Les jeux ne sont pas encore faits, mais le verdict ne fait plus guère de doute. La Commission européenne a menacé mercredi d'infliger une amende salée aux puissants promoteurs du sport automobile mondial s'ils ne mettaient pas fin à leurs pratiques qualifiées d'«anticoncurrentielles».

La Commission, «gendarme» de la concurrence en Europe, a achevé une enquête préliminaire de deux ans sur les pratiques de la Fédération internationale de l'automobile (FIA). Formula One Administration (FAO) et International Sportsworld Communicators (ISC), deux sociétés dirigées par le patron britannique de la Formule 1, Bernie Ecclestone, étaient également dans le collimateur de Bruxelles. Et l'exécutif communautaire leur a adressé les conclusions de son enquête sous forme de «communication de griefs», une étape qui ne constitue pas encore un verdict final. Les parties incriminées disposent de deux mois pour répondre aux reproches de la Commission. Elles pourront également se défendre lors d'une audition orale.

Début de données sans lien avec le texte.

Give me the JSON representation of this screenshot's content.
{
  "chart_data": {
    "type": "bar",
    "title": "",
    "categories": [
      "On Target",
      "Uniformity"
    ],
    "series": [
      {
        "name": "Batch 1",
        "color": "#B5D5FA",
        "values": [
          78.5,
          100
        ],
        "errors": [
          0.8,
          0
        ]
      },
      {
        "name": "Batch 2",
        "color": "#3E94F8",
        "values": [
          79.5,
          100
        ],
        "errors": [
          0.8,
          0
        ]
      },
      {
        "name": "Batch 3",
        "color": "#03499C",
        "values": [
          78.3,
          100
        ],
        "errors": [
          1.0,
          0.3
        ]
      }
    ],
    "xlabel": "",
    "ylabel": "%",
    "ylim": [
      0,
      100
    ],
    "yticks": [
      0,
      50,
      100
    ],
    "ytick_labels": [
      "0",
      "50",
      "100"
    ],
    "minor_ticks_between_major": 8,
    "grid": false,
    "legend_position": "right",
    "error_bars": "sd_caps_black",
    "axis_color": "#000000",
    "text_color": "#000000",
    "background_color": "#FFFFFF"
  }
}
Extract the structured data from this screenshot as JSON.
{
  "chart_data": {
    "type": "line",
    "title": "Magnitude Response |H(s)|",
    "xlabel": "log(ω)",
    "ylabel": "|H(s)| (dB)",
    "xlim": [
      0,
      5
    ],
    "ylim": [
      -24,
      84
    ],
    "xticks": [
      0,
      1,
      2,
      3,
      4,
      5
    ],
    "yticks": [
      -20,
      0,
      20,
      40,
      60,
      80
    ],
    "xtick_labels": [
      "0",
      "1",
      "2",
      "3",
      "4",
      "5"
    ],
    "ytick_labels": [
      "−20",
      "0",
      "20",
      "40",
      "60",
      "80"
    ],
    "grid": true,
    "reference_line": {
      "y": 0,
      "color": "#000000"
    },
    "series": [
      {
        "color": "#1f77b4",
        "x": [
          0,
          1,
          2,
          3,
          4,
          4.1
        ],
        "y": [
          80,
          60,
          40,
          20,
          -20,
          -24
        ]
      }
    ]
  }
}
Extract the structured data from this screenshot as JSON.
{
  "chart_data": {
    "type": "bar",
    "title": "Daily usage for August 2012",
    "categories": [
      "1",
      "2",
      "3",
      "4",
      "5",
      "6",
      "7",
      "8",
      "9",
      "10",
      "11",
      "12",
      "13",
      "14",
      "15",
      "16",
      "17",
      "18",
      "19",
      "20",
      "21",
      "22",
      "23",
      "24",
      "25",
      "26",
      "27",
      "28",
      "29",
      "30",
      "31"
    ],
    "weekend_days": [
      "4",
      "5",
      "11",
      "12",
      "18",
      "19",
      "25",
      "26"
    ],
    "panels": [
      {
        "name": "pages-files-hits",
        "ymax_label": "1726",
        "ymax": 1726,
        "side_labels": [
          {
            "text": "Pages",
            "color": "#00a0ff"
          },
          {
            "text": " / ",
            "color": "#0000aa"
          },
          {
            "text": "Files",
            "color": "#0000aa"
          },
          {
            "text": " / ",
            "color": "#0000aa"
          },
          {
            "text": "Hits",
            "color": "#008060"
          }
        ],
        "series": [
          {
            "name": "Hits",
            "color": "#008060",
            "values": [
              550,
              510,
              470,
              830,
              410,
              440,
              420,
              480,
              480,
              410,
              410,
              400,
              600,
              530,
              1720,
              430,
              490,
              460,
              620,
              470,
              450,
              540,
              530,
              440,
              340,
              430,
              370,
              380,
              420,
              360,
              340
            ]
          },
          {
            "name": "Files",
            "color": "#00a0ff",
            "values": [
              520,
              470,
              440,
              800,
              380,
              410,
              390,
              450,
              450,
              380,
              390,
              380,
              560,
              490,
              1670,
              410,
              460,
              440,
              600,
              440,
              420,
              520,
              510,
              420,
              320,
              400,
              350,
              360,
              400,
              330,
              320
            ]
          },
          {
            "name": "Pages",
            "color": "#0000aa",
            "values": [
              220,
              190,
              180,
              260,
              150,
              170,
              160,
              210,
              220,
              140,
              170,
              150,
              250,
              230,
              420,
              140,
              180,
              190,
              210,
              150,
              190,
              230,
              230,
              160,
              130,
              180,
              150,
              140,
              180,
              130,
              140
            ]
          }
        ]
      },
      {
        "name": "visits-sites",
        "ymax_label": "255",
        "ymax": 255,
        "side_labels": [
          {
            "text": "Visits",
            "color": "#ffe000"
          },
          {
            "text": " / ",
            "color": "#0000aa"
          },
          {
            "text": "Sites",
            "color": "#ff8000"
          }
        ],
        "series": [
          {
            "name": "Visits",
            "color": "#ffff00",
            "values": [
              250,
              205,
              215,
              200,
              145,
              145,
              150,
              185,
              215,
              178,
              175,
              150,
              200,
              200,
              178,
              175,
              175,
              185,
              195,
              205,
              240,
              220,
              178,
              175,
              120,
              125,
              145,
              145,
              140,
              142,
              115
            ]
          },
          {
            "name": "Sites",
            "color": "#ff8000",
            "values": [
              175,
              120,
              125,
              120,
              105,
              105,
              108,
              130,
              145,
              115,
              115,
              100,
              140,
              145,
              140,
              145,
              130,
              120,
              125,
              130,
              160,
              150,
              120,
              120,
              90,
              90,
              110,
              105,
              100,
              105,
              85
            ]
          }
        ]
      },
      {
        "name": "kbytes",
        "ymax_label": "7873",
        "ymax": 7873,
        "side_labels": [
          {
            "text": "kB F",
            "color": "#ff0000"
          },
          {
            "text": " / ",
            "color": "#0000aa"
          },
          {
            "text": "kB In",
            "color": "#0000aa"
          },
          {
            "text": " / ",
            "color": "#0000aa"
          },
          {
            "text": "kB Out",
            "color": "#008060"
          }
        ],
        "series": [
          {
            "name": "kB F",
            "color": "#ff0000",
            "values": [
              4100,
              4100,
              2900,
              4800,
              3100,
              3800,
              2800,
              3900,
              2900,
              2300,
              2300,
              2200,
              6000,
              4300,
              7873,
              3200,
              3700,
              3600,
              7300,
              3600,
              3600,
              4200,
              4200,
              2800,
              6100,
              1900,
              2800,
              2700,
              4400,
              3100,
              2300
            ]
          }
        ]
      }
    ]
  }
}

Les griefs formulés par Karel Van Miert, le commissaire chargé de la Concurrence qui sera remplacé à son poste en septembre, donnent cependant un avant-goût du verdict que Bruxelles devrait rendre en automne. Le dossier réuni sur la base de plaintes de concurrents évincés du marché des courses automobiles est en effet extrêmement lourd. Bruxelles accuse la FIA, l'organisme qui régit les compétitions automobiles au niveau mondial, «d'abuser de sa position dominante». Et la Commission d'enfoncer le clou en affirmant que les pratiques de cette organisation dirigée par Max Mosley «ont pour effet de restreindre la concurrence».

Elle lui reproche d'avoir fait main basse sur le sport automobile, quiconque désirant participer ou organiser une épreuve de ce type – propriétaires de circuits, constructeurs, coureurs, etc. – étant tenu d'obtenir une de ses licences. Une position dominante dont la FIA a usé pour tuer dans l'œuf la tentative d'un promoteur concurrent appelé GTR d'organiser un championnat de voitures de grand tourisme. La FIA, dont Bernie Ecclestone est d'ailleurs le vice-président, a également abusé de ses pouvoirs pour les droits de retransmission télévisée des épreuves qu'elle organise. Ils sont cédés à ISC, une entité contrôlée par le même Ecclestone, les droits des courses de Formule 1 étant régis par un accord dit «Concorde» entre la FAO, la FIA et les écuries.

Autant de dispositions qui violent la concurrence. La Commission en veut pour preuve que les télévisions qui diffusent une épreuve considérée par la FAO comme pouvant concurrencer la Formule 1 – les courses d'Indy Cars par exemple – doivent payer un surcoût allant jusqu'à 50% du prix normal pour un Grand Prix.

Bernie Ecclestone, qui se remet d'une opération au cœur, a protesté de sa bonne foi dès hier en affirmant avoir pris des dispositions pour «apaiser» les craintes de la Commission. Karel Van Miert, qui l'avait accusé il y a un an «d'enfreindre presque toutes les règles du jeu», n'en est manifestement pas convaincu. L'exécutif communautaire pourrait bien obliger le roi des circuits à renégocier tous ces contrats jugés douteux. Faute de quoi, une lourde amende pourrait être infligée au patron de la Formule 1, qui prévoit de faire coter sa société en Bourse.